Several commenters, including district parents and current and former students, noted that the literary material they found in their school library helped them get through childhood trauma, in some cases even regarding the books they found as lifesaving.

Speaker Marcie Kindred, who stated that she was a parent of four boys in the district, recalled at the meeting an instance in which she was raped at 14. As she dealt with the trauma of being a survivor, Kindred said she found comfort in books and became a “voracious reader” in the meantime — and that the material within some of the passages she read helped her get through the anguish.

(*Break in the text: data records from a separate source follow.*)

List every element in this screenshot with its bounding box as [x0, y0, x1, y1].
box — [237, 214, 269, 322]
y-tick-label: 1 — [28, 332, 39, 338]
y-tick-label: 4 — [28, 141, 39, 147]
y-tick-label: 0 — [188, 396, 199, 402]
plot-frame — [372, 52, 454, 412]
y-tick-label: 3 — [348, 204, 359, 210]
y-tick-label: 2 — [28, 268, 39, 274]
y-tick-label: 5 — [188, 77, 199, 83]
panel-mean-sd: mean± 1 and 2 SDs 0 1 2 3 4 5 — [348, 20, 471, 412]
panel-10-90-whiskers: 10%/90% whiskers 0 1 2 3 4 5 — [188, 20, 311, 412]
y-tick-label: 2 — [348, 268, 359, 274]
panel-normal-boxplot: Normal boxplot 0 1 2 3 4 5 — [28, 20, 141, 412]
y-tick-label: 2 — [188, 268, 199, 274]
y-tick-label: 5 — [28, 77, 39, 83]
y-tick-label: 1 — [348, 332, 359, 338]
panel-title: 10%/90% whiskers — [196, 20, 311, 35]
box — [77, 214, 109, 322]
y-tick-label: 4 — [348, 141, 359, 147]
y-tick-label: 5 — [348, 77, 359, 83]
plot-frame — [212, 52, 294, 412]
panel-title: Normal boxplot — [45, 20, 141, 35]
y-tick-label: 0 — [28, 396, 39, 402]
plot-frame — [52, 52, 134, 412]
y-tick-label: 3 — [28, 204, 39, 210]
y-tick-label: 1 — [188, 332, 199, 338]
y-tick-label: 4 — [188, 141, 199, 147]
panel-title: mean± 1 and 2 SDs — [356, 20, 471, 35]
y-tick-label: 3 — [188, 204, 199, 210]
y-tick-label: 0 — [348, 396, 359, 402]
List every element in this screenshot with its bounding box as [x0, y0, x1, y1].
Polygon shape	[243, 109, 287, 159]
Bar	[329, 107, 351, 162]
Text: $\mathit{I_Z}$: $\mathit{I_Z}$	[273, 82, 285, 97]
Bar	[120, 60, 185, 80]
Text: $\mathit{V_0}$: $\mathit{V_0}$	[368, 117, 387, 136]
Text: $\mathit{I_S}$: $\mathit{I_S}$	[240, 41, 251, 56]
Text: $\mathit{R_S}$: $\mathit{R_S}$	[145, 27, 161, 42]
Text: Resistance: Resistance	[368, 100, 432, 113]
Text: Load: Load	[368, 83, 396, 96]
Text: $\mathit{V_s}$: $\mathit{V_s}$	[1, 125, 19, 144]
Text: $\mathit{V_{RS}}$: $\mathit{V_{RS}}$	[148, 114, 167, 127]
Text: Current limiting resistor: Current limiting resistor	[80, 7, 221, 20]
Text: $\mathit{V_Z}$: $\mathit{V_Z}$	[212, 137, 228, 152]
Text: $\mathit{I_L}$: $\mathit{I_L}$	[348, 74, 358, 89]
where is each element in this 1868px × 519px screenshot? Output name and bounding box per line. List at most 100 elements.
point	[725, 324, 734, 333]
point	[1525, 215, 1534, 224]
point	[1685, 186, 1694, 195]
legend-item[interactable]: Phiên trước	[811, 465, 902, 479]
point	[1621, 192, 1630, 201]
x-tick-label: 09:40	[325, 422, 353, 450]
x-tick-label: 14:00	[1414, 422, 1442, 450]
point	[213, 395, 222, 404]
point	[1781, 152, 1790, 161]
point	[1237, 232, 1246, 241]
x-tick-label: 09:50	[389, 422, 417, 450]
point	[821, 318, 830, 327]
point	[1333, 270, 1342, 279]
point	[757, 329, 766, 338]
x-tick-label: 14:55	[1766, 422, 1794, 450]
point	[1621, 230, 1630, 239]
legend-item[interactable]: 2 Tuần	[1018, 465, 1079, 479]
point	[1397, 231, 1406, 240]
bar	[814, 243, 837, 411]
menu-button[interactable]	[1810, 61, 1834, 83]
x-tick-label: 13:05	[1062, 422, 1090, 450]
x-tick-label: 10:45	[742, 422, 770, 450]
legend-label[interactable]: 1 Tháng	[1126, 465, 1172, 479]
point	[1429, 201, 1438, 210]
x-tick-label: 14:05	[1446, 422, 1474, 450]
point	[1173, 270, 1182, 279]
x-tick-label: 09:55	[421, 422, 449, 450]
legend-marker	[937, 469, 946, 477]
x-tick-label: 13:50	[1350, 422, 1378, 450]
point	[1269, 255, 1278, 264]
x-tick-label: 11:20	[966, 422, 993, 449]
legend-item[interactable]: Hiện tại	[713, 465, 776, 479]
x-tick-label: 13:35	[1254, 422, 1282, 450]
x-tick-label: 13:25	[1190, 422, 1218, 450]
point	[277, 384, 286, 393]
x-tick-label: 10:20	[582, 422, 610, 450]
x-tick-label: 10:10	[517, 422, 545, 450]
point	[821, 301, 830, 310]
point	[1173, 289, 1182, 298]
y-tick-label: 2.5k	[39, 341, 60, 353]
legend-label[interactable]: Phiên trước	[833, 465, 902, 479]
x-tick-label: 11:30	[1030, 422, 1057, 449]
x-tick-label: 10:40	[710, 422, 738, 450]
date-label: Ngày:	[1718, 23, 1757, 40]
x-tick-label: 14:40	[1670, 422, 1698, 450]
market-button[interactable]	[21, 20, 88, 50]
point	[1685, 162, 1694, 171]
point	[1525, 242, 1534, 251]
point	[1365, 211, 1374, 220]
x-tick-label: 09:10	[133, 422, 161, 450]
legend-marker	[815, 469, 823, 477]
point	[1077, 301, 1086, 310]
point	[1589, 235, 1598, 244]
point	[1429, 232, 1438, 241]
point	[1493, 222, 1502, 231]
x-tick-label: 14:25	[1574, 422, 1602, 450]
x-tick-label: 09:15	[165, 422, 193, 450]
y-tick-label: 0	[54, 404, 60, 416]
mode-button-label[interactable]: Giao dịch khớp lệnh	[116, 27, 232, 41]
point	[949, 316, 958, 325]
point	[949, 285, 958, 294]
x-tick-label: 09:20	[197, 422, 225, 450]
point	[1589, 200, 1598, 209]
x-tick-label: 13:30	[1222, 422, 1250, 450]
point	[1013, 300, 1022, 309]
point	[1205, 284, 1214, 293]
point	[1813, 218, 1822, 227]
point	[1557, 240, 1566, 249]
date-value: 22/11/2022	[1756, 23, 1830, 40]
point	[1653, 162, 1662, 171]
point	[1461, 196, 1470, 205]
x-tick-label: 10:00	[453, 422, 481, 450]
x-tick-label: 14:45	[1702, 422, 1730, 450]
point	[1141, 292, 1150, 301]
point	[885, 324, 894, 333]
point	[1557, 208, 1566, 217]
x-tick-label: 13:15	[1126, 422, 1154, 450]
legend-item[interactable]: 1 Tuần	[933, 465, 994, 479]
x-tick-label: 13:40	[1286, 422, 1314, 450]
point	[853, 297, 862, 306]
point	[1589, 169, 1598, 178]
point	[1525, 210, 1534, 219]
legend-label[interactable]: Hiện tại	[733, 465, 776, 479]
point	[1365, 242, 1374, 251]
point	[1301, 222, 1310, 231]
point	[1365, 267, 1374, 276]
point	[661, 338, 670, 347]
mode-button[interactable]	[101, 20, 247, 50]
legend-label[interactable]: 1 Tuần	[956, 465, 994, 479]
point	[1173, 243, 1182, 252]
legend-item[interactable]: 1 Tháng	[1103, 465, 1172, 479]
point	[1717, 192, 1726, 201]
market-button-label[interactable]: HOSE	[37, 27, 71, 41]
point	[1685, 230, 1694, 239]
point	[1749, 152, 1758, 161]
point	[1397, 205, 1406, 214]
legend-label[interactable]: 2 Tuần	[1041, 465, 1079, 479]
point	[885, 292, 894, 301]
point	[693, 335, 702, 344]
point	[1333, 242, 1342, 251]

The power that books possess as a healing tool makes for more than enough reason to keep the literature in question around in local schools, some argued Monday. And for those who wish to opt their children out of reading those books in question, several speakers noted that the current district policy enables them to do so.

“Some of the books that folks would like to remove or put barriers to access quite literally saved my life,” Kindred said. “They saved my life because they talked about the things we’d like to protect our children from. They came with me into the darkness. They showed me that bad things happen to good people and that it wasn’t my fault. They made me feel less alone.

“The hardest lesson I’ve had to learn as a parent myself is that most of the time, our job is not to protect our children from the bad things in life. We’re not here to shield them from friend trouble or broken hearts, and sometimes we are unable to protect them from the darkest parts of humanity. We’re here to walk beside them. … Books can lend their wisdom and comfort when we can’t be there to walk with them.”